Well, good morning everybody. About two years ago I joined Nubank, and it's not a name that many people in North America know, so I'm going to take just a minute to introduce who we are.

Nubank was started about 10 years ago. It's a digital-native financial services company. We started with the mission to fight against complexity, to return power to the people. And this has been a pretty well received message. I have some of the usual sort of numbers to back that up, but we also fight against complexity in our own organization. So among our engineering principles, we have canonical approaches consistently applied, to try to avoid the heterogeneity that can create drag and friction; leverage through platforms. So we want to centralize some things in order to decentralize other things.

Over the 10 years-plus that Nubank has been around, we started in Brazil, we entered Mexico, we entered Colombia. At this point, about half of all Brazilians and half of Colombians are Nubank customers, and about 78% of Mexicans have a bank account [with us]. We recently passed a milestone of reaching a hundred million customers — 92-some million in Brazil, and the rest in Mexico and Colombia. And that's a lot of customers. Not a lot of companies reach that level.

A lot of customers making a lot of transactions. Many people use this as their primary, or indeed only, method of payment, method of collection — and that produces a whole lot of data.

01Where we started: cloud-native on the transactional side, monolithic batch on the analytic side

Now, the platforms that we developed were mostly on the transactional side. We were cloud-native, we were DevOps from day one. The end point of most companies' digital transformations is where we began. But that's all on the operational side of things — transactions, microservices, long-lived databases.

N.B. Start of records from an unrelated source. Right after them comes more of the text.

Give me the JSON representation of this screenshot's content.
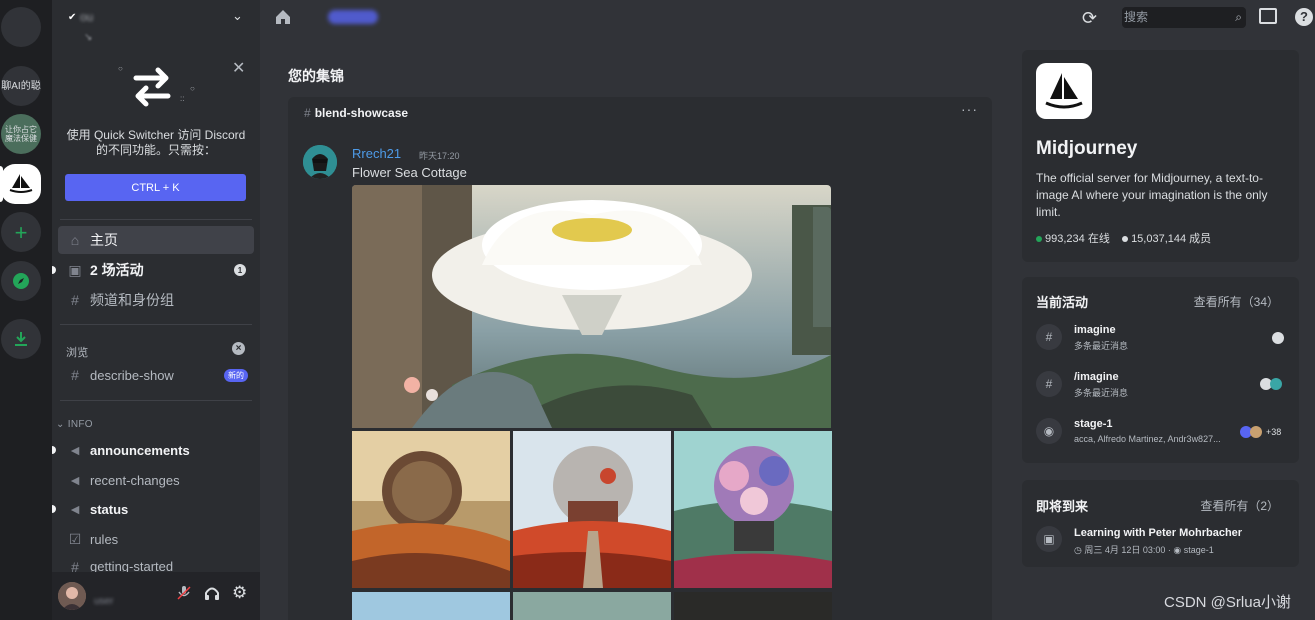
{
  "servers": [
    {
      "label": ""
    },
    {
      "label": "聊AI的聪"
    },
    {
      "label": "让你占它 魔法保健"
    },
    {
      "label": ""
    },
    {
      "label": "+"
    },
    {
      "label": "explore"
    },
    {
      "label": "download"
    }
  ],
  "sidebar": {
    "server_name": "ou",
    "quick_switcher": {
      "description": "使用 Quick Switcher 访问 Discord 的不同功能。只需按：",
      "shortcut": "CTRL + K"
    },
    "nav": [
      {
        "label": "主页",
        "icon": "home-icon"
      },
      {
        "label": "2 场活动",
        "icon": "calendar-icon",
        "count": "1"
      },
      {
        "label": "频道和身份组",
        "icon": "channels-roles-icon"
      }
    ],
    "browse_label": "浏览",
    "browse_channel": {
      "label": "describe-show",
      "badge": "新的"
    },
    "category": "INFO",
    "channels": [
      {
        "label": "announcements",
        "icon": "megaphone-icon",
        "unread": true
      },
      {
        "label": "recent-changes",
        "icon": "megaphone-icon",
        "unread": false
      },
      {
        "label": "status",
        "icon": "megaphone-icon",
        "unread": true
      },
      {
        "label": "rules",
        "icon": "checkbox-icon",
        "unread": false
      },
      {
        "label": "getting-started",
        "icon": "hash-icon",
        "unread": false
      }
    ]
  },
  "topbar": {
    "search_placeholder": "搜索"
  },
  "featured": {
    "title": "您的集锦",
    "channel": "blend-showcase",
    "message": {
      "author": "Rrech21",
      "time": "昨天17:20",
      "text": "Flower Sea Cottage"
    }
  },
  "server_card": {
    "name": "Midjourney",
    "description": "The official server for Midjourney, a text-to-image AI where your imagination is the only limit.",
    "online": "993,234 在线",
    "members": "15,037,144 成员",
    "online_color": "#23a559"
  },
  "activities": {
    "title": "当前活动",
    "link": "查看所有（34）",
    "items": [
      {
        "name": "imagine",
        "sub": "多条最近消息",
        "icon": "thread-icon"
      },
      {
        "name": "/imagine",
        "sub": "多条最近消息",
        "icon": "thread-icon"
      },
      {
        "name": "stage-1",
        "sub": "acca, Alfredo Martinez, Andr3w827...",
        "icon": "stage-icon",
        "count": "+38"
      }
    ]
  },
  "upcoming": {
    "title": "即将到来",
    "link": "查看所有（2）",
    "event_name": "Learning with Peter Mohrbacher",
    "event_time": "周三 4月 12日 03:00",
    "event_place": "stage-1"
  },
  "watermark": "CSDN @Srlua小谢",
  "colors": {
    "accent": "#5865f2",
    "link": "#4e9be8",
    "bg": "#313338"
  }
}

On the analytics side, we developed a batch, and it's gotten pretty big. It served us very well and grew to pretty large scale. It was centralized, homogenous, somewhat monolithic, and it had characteristics that maybe worked a lot better in the early days than they did [later].

When I joined, in the operational world your work unit is microseconds — one request, one response, done. Over in the analytical world, we're talking about jobs that run for hours: some 14, 18, 20 hours.

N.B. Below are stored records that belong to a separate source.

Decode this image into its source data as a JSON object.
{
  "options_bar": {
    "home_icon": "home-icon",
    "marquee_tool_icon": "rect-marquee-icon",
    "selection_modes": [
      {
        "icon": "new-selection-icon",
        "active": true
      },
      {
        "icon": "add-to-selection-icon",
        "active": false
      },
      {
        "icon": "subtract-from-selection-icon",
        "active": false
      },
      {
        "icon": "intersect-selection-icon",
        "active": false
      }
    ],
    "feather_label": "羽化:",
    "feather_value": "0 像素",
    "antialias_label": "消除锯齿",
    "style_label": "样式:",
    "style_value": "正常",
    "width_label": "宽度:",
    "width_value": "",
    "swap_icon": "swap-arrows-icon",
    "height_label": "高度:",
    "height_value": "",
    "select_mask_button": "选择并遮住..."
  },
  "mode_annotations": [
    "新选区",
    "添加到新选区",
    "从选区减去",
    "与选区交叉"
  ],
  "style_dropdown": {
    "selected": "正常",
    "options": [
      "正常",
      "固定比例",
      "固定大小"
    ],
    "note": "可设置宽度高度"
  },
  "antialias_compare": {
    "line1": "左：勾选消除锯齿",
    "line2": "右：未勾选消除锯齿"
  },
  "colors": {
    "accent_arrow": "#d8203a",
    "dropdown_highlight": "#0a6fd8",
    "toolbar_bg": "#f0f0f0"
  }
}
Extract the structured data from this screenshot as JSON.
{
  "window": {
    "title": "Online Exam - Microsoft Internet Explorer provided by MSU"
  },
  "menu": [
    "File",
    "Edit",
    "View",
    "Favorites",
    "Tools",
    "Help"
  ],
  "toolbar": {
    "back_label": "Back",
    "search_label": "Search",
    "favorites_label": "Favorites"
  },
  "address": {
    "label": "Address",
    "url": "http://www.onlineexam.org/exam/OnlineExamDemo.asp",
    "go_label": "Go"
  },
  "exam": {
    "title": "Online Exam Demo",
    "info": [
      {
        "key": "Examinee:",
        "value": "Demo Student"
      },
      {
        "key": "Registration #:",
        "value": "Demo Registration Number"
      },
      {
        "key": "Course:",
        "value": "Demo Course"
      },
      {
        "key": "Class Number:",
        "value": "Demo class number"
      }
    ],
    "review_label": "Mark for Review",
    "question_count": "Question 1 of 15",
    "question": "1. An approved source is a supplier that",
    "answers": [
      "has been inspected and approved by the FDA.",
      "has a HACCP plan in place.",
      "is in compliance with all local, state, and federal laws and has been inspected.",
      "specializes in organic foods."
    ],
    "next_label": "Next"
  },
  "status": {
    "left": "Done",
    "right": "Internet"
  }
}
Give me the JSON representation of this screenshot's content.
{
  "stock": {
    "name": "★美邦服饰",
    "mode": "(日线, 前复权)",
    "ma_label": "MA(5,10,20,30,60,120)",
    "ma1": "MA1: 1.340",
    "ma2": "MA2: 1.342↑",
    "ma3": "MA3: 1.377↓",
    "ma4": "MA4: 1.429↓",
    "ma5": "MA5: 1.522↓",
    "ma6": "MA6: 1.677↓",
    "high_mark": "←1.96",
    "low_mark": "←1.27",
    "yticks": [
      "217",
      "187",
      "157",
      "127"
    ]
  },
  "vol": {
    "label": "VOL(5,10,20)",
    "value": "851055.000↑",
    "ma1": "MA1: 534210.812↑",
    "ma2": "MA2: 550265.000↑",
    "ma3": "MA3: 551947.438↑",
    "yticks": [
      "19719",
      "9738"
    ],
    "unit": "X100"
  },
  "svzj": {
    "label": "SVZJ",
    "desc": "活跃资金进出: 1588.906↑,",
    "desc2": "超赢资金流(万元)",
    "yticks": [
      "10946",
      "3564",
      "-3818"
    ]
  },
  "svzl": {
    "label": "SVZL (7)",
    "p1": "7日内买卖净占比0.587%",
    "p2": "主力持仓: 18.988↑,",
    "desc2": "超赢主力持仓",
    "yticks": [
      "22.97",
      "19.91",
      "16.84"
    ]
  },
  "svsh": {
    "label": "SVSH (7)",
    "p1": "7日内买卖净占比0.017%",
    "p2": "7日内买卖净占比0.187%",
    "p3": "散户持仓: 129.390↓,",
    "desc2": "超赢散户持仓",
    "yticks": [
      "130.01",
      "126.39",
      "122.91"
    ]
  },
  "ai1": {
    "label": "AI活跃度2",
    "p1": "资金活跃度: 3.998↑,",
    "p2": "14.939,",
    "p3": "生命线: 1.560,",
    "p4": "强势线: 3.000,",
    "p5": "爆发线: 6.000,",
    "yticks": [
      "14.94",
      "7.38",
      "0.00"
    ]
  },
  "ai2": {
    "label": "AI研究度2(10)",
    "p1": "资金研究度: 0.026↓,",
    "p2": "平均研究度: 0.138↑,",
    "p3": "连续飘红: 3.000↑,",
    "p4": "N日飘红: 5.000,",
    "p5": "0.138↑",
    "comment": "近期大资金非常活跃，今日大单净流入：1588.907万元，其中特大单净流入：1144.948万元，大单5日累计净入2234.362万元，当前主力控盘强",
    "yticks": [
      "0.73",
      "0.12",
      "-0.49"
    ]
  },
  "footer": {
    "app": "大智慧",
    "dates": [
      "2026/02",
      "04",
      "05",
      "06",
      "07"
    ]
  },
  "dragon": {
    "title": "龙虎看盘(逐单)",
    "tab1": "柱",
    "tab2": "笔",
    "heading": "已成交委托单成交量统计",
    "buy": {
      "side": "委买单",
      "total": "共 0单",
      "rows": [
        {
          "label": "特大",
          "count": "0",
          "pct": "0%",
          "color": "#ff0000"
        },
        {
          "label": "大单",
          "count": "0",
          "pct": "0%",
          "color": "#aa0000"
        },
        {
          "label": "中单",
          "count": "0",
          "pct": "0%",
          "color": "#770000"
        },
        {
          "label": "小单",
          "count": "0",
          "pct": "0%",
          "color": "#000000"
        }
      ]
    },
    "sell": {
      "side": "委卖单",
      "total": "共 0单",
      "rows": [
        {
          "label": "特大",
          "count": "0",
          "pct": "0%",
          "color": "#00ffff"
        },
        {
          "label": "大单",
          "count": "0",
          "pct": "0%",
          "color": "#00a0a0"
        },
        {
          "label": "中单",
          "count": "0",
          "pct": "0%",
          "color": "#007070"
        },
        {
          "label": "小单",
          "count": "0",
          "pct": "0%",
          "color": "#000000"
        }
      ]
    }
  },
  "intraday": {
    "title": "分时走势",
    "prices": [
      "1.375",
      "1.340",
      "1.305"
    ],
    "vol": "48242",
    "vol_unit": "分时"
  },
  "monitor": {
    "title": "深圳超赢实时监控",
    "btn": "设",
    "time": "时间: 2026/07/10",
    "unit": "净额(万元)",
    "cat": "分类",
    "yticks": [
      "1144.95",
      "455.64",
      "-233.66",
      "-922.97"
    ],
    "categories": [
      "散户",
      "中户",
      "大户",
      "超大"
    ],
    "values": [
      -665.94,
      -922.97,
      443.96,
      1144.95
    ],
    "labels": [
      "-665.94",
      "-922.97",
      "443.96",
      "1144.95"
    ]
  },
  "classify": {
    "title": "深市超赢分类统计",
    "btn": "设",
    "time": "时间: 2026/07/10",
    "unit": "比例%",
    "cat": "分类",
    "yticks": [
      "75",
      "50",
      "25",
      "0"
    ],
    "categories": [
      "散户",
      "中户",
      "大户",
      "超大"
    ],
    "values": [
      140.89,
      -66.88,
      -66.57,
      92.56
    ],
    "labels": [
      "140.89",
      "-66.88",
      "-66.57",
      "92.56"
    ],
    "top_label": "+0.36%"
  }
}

The deployment time on the analytic side got very large because when you have a high-consequence system with a long lead time, you have to be very careful about changes that are introduced. So you create more and more and more testing and upfront validation. Eventually, that takes long enough that you get a merge queue. Merge queues are a big warning sign. If you have a merge queue, watch out.

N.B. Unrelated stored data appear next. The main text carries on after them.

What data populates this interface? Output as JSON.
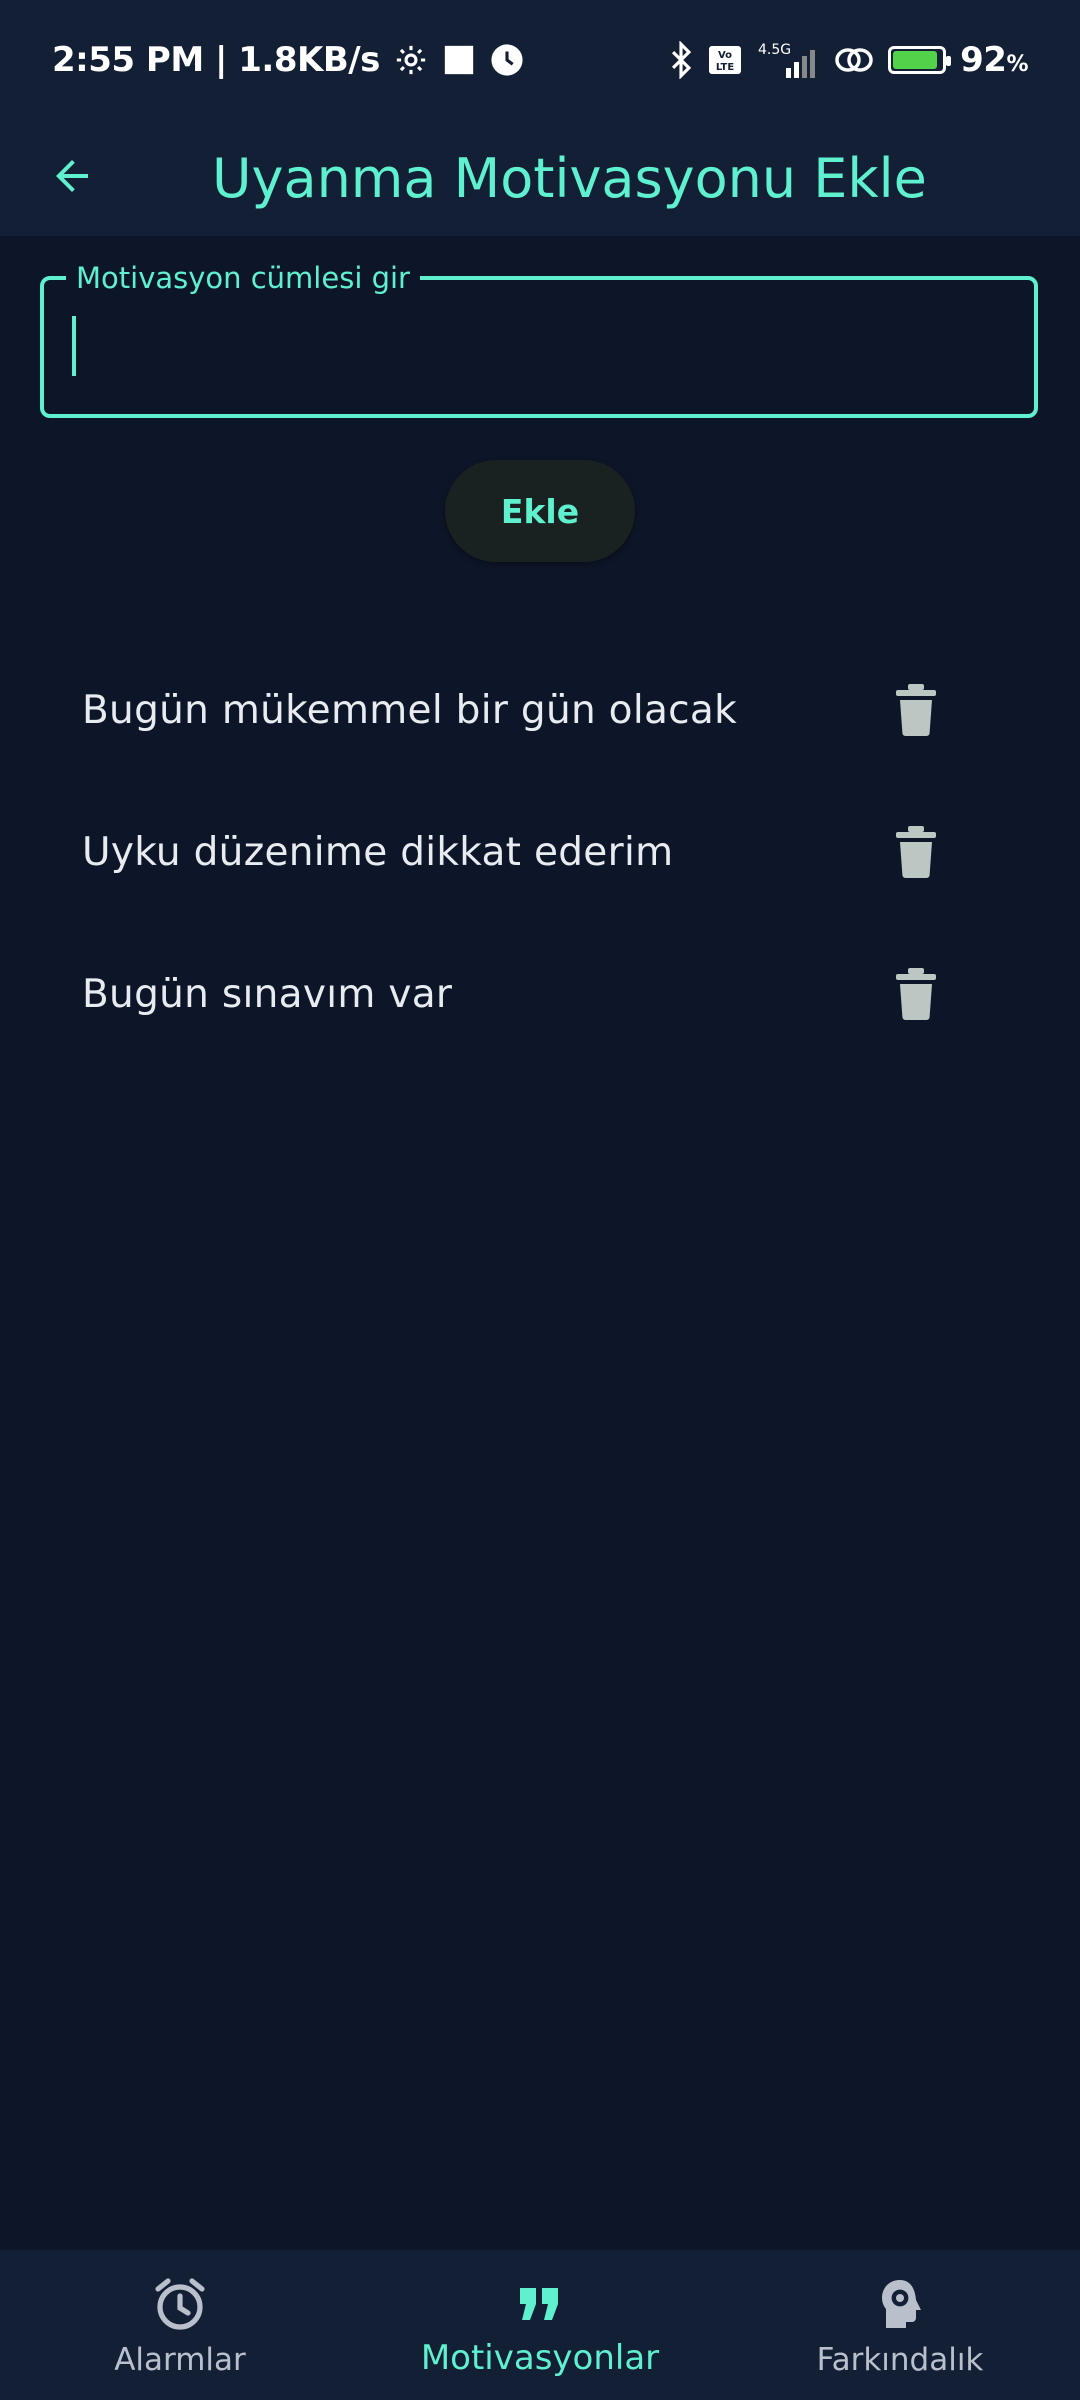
{
  "status_bar": {
    "time": "2:55 PM | 1.8KB/s",
    "network_label": "4.5G",
    "volte_label": "Vo LTE",
    "battery_percent": "92",
    "percent_sign": "%",
    "battery_level": 0.92,
    "battery_color": "#54d14a"
  },
  "app_bar": {
    "title": "Uyanma Motivasyonu Ekle",
    "back_icon": "arrow-back-icon"
  },
  "input": {
    "label": "Motivasyon cümlesi gir",
    "value": ""
  },
  "add_button": {
    "label": "Ekle"
  },
  "motivations": [
    {
      "text": "Bugün mükemmel bir gün olacak",
      "icon": "trash-icon"
    },
    {
      "text": "Uyku düzenime dikkat ederim",
      "icon": "trash-icon"
    },
    {
      "text": "Bugün sınavım var",
      "icon": "trash-icon"
    }
  ],
  "bottom_nav": {
    "items": [
      {
        "label": "Alarmlar",
        "icon": "alarm-clock-icon",
        "active": false
      },
      {
        "label": "Motivasyonlar",
        "icon": "quote-icon",
        "active": true
      },
      {
        "label": "Farkındalık",
        "icon": "head-gear-icon",
        "active": false
      }
    ]
  },
  "colors": {
    "accent": "#5ff0cf",
    "background": "#0d1628",
    "bar_background": "#131f35",
    "icon_gray": "#bcc6c2"
  }
}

And so we reached a situation where we had these long lead times, a centralized operations group, unpredictable results, variable reliability, low accountability, accumulating technical debt. Probably a lot of this sounds familiar.

There was one challenge we had that was not that common, because we had a single code base. We had great visibility, great leverage — but it also got big. Seven million lines of Scala code, more than any human could keep track of. A hundred pull requests a day being merged. And just building took six hours. Most people didn't have a machine powerful enough to run a build; you had to get a cloud instance to run a build.

02A new paradigm is required

So we reached a point where it was clear that we needed a new paradigm for how we were going to do analytics. Nubank started as a data-driven company. We're still very data-driven. We want to empower every Nubanker to make the most out of the data that we've got — but it was getting increasingly difficult, costly, and unreliable.

So we said, what would the new paradigm be? Well, we want teams to move independently and autonomously at their own pace. We want a self-service platform to enable them and empower them. We want high discoverability, high visibility.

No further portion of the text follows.